National Action Plan on Business and Human Rights
Project Theme: A Critical Review of the Draft National Action Plan (NAP)
Date: 23rd August 2019
Venue: The Nigerian Stock Exchange, Stock Exchange House, 2-4 Customs Street, Lagos, Nigeria
Organised by the International Network for Corporate Social Responsibility (IN-CSR) in association with the National Human Rights Commission of Nigeria (NHRC) and Nigerian Stock Exchange (NSE)
While there is ample evidence on the costs of corporate-related human rights abuse borne by organizations – whether in terms of about 120 factory workers that died after a massive fire swept through a rubber slippers/aluminium spoon/bottled water factory in Ikorodu, Lagos State in 2002, 20.9 million people estimated by ILO to be victims of forced labour in 2018 (mostly from Africa), the $1bn needed to restore the environment damaged by oil extraction in Niger Delta or more recently, 14-year-old Joseph Ekwenobe (Jnr) who was electrocuted by a faulty machine at the factory of a Lagos-based Chinese footwear company – the financial implications for companies, however, are still poorly understood.
Getting more clarity on the costs and risks to companies that result from adverse human rights impacts might help to break the impasse in the implementation of human rights due diligence as an integral part of organizations’ corporate governance thereby support the business case for the National Action Plan (NAP).

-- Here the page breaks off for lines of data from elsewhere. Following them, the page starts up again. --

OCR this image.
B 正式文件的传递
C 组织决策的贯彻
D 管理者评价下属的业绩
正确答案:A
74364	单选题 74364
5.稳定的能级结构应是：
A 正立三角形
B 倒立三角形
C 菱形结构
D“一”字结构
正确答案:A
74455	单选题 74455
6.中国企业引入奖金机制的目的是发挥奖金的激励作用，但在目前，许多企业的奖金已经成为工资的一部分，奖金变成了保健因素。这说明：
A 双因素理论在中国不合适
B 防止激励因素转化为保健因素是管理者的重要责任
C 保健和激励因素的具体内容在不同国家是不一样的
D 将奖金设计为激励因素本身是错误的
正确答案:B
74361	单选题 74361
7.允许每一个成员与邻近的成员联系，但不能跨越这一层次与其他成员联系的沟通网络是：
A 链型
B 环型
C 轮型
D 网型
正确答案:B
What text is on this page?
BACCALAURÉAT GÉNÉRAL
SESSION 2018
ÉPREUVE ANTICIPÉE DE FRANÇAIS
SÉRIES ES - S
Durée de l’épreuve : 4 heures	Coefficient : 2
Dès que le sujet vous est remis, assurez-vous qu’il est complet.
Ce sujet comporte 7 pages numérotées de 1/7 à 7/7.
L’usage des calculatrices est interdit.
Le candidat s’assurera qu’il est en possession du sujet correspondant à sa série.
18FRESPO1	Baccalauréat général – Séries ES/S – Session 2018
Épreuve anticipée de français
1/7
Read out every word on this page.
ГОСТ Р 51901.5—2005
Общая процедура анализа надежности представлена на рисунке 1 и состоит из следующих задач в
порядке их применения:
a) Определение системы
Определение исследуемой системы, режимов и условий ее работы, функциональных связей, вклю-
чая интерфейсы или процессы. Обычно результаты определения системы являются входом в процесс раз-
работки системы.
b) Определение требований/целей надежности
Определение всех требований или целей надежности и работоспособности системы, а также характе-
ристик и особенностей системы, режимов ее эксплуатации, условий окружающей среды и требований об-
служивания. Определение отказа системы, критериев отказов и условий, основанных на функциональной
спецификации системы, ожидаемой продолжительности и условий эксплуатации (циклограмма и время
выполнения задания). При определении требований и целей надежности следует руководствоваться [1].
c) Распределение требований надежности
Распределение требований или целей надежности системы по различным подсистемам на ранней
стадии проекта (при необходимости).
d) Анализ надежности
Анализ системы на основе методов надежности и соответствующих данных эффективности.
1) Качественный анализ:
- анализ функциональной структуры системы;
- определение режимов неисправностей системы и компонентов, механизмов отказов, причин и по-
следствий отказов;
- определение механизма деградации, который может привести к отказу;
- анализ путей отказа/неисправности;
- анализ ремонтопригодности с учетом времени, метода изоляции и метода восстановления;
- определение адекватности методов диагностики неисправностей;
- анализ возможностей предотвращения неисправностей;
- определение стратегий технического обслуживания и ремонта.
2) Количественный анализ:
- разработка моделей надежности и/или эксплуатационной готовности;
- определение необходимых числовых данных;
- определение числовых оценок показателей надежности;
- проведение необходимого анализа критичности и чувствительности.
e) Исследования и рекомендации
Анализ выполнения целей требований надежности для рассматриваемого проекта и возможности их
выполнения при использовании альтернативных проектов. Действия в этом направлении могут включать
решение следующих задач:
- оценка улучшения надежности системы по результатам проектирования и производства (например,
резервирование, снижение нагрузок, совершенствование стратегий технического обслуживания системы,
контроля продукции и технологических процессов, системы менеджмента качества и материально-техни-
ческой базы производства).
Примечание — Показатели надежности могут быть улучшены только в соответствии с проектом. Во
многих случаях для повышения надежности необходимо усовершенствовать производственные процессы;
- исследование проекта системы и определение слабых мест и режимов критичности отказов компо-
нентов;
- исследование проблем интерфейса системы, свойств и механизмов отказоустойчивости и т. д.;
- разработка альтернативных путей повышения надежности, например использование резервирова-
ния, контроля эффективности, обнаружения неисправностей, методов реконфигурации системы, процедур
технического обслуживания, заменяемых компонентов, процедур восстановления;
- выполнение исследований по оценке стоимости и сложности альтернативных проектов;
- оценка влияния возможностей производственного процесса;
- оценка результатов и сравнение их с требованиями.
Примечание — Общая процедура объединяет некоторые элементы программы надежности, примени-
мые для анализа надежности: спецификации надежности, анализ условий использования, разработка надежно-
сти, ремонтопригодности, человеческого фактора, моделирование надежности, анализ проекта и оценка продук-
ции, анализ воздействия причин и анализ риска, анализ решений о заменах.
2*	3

Widely accepted by the global business community during the negotiations of the UN Guiding Principles on Business and Human Rights though is that due diligence obligation is the salient business strategy through which companies demonstrate their respect for human rights. However, multiple concerns have been raised about the current draft document ranging from the issue of exclusion of some key stakeholders during the consultation process to the rate of awareness, implementation plan and adoption within the Organised Private Sector (OPS).